A Systematic Taxonomy of Neural Network Architectures: Principles, Trade-Offs, and Future Directions
摘要
This systematic review presents a taxonomy of five pivotal neural network architectures—Convolutional Neural Networks (CNNs), Spiking Neural Networks (SNNs), Graph Neural Networks (GNNs), Recurrent Neural Networks (RNNs), and Involutional Neural Networks (INNs)—based on an analysis of 142 peer-reviewed publications from 2010 to 2023. We propose a multi-dimensional comparison framework evaluating: (1) theoretical underpinnings, (2) computational complexity, (3) training dynamics, (4) domain suitability, (5) energy efficiency, and (6) interpretability.

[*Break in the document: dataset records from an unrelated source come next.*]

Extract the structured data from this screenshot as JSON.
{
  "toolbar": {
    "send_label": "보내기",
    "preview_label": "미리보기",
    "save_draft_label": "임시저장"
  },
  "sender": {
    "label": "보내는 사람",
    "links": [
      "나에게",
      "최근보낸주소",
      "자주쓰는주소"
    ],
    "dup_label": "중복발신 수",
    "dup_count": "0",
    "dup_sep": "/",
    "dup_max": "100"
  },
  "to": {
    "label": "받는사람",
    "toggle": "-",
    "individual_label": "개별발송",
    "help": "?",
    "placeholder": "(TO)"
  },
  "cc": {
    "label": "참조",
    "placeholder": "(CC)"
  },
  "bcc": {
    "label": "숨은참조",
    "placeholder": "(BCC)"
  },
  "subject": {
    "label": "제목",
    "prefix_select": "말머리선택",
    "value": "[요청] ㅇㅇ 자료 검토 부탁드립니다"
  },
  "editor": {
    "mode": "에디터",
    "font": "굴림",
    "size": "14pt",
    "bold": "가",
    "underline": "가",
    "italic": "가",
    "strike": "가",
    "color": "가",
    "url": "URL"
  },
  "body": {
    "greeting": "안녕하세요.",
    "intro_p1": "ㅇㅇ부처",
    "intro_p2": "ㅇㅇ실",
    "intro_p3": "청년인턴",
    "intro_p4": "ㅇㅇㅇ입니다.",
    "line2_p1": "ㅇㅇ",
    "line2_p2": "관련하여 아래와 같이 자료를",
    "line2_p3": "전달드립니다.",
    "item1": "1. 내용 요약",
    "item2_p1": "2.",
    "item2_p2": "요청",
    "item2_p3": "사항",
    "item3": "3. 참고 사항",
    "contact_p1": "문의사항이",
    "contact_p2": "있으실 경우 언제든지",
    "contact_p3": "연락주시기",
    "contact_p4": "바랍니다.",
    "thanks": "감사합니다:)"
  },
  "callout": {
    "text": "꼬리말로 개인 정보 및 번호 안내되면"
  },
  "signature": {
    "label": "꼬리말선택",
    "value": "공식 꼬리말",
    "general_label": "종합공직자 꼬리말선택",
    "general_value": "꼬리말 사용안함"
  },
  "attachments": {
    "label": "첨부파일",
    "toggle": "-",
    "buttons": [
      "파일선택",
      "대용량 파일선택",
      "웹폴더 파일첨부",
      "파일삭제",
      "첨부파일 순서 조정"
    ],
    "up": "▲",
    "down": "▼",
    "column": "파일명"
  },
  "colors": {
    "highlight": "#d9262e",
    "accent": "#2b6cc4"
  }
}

Key findings indicate that CNNs dominate computer vision applications (78% market share), SNNs achieve 8.7 \(\times \) energy efficiency in edge computing, and GNNs exhibit 62% annual growth in relational learning tasks. A decision matrix guides architecture selection across 12 domains, supported by examples like ResNet-50, Loihi, and GraphSAGE. Four research frontiers—hybrid architectures, neuromorphic scaling, efficient training, and unified frameworks—are identified to shape future AI designs. This review serves as a technical reference and strategic roadmap for advancing neural network designs.